Les réformes structurelles ont progressé aussi. Le gouvernement a adopté le budget 2008 en temps voulu et a commencé à publier des relevés détaillés de l’exécution du budget. Les tarifs de l’électricité, inchangés depuis 2001, ont été relevés et des audits des secteurs des industries extractives, du raffinage et de l’électricité ont été engagés. La préparation d’un document de stratégie pour la réduction de la pauvreté a repris, et le document devrait être prêt en septembre 2008. Le remboursement des arriérés intérieurs (1½% du PIB en 2007) a contribué à renforcer la confiance du secteur privé, de même que les avancées dans l’unification du pays, la réouverture des routes commerciales et le redéploiement de l’administration publique.

Baisse du PIB

Le PIB par habitant a baissé fortement entre 1999 et 2007 en Côte d’Ivoire.

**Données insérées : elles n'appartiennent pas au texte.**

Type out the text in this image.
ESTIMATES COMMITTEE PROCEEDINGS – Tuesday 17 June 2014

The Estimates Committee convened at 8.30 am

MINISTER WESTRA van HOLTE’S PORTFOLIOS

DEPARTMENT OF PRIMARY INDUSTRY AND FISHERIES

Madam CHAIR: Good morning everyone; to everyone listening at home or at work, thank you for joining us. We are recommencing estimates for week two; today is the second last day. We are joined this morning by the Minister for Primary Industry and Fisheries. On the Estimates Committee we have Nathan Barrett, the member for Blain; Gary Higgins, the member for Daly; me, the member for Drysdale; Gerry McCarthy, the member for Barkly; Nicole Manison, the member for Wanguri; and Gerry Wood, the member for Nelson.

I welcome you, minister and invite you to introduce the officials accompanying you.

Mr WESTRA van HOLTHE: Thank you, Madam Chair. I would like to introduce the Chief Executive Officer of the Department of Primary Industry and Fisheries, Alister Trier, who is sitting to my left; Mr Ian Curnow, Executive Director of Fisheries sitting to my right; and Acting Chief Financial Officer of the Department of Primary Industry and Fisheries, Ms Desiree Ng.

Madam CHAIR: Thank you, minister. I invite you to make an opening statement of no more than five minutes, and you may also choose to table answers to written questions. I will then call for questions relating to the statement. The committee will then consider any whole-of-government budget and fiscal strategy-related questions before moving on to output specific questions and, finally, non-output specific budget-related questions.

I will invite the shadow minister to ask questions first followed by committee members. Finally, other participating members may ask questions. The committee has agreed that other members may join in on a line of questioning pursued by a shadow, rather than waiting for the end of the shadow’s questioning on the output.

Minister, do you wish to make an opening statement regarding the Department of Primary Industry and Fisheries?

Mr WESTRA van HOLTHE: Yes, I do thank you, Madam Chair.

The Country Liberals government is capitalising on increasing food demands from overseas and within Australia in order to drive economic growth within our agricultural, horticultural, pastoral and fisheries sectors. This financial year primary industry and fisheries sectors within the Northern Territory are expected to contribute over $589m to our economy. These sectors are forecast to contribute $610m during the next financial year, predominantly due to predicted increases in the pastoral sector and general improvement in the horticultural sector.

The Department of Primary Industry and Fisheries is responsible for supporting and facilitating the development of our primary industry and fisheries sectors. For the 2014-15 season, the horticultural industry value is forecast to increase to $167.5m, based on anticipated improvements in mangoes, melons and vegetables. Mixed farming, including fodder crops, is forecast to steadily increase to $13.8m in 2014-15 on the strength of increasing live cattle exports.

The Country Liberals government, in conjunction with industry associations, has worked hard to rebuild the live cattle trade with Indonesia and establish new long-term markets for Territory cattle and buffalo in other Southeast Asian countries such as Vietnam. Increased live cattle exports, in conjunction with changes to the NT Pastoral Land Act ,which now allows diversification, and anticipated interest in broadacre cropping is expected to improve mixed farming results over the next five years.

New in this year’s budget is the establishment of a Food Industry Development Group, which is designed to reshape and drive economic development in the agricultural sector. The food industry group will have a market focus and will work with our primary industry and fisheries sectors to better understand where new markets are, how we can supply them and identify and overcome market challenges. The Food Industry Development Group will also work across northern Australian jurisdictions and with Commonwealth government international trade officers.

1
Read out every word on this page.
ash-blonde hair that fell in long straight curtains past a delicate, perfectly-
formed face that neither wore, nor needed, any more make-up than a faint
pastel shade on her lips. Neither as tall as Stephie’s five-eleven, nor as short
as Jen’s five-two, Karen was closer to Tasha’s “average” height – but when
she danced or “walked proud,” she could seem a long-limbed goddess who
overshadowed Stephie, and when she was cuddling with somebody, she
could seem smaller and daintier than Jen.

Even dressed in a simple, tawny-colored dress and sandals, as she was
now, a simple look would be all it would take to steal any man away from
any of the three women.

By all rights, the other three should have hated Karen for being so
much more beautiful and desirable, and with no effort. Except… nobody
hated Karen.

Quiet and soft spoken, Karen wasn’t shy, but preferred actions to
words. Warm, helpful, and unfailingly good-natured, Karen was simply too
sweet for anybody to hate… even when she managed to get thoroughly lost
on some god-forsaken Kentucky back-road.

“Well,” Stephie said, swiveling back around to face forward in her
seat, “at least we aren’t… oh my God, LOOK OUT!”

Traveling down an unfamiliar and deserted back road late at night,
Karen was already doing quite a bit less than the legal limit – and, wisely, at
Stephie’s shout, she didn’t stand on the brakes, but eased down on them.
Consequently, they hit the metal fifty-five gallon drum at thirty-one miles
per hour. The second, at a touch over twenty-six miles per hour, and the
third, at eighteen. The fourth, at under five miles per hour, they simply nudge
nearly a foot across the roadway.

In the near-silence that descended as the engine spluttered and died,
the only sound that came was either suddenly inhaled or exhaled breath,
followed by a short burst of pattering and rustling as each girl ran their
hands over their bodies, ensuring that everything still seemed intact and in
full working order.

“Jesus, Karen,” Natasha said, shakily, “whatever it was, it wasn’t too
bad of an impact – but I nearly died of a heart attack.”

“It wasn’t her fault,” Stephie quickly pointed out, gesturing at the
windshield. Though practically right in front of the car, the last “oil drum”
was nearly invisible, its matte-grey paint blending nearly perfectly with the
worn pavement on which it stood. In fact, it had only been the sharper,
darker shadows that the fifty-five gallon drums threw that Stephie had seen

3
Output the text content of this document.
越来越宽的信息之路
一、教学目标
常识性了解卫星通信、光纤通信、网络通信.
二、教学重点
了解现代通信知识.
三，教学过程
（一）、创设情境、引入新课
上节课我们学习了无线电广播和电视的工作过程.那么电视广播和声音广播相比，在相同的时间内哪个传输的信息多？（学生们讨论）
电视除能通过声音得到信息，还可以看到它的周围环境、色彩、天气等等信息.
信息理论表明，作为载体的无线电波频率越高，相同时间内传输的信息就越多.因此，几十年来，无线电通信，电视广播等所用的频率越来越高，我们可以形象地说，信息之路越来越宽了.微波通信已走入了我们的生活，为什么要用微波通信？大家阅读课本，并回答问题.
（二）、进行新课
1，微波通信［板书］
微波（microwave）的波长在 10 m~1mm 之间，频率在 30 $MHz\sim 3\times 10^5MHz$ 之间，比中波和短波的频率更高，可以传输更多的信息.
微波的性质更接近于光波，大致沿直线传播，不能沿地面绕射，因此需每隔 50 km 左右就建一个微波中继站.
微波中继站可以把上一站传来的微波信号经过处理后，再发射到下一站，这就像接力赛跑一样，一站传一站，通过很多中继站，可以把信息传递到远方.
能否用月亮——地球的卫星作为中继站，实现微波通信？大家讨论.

(Dollars EU, aux prix et taux de change de 2000)

Sources: FMI, Perspectives économiques régionales de l’Afrique.

Un effort international concerté

1994, 1998, 2002 FMI approuve des accords FRPC triennaux

Septembre 2002 Interruption de l’accord FRPC, début de la guerre civile

Mai 2005–mai 2007 Entretiens avec le FMI et la Banque mondiale sur une reprise du dialogue; programme économique arrêté pour 2006 ne s’est pas matérialisé

Avril–août 2007 Accord avec la Banque mondiale et la BAD sur un plan de règlement des arriérés (avril); promesses d’aide des donateurs pour les programmes de sortie de crise; Banque mondiale approuve un don postconflit pour le règlement des arriérés (juillet)

Août 2007 FMI approuve première AUPC; décaissement de 40,65 millions de DTS

1er avril 2008 Après règlement partiel des arriérés, Banque mondiale approuve des dons pour le règlement des arriérés et l’aide budgétaire

4 avril 2008 FMI approuve deuxième AUPC; décaissement de 40,65 millions de DTS

La croissance a atteint 1½% en 2007 et, avec le redressement de l’investissement intérieur et extérieur, elle devrait doubler en 2008. Contrairement à de nombreux autres pays sortant d’un conflit, la Côte d’Ivoire n’a pas subi de destruction massive de son stock de capital ou de ses capacités administratives. En outre, la reconstruction se déroule dans un climat favorable, avec les cours élevés de l’énergie et des produits de base. On peut ainsi espérer pouvoir rapidement effacer les années de crise et percevoir les dividendes de la paix.

Pour atteindre cet objectif, il sera essentiel de tenir des élections démocratiques, de réunifier totalement le pays et de renforcer les institutions publiques. Les autorités doivent aussi redoubler d’efforts pour mobiliser des ressources, notamment pour renforcer et unifier l’administration de l’impôt et collecter des recettes adéquates dans les secteurs du pétrole et du cacao, en particulier dans l’ancienne zone rebelle. Elles doivent aussi réorienter les dépenses vers les besoins sociaux de base et la remise en état des infrastructures, et lutter contre la corruption et améliorer le système judiciaire. Enfin, il est impératif de poursuivre les réformes structurelles pour assurer une gestion plus efficiente des ressources publiques.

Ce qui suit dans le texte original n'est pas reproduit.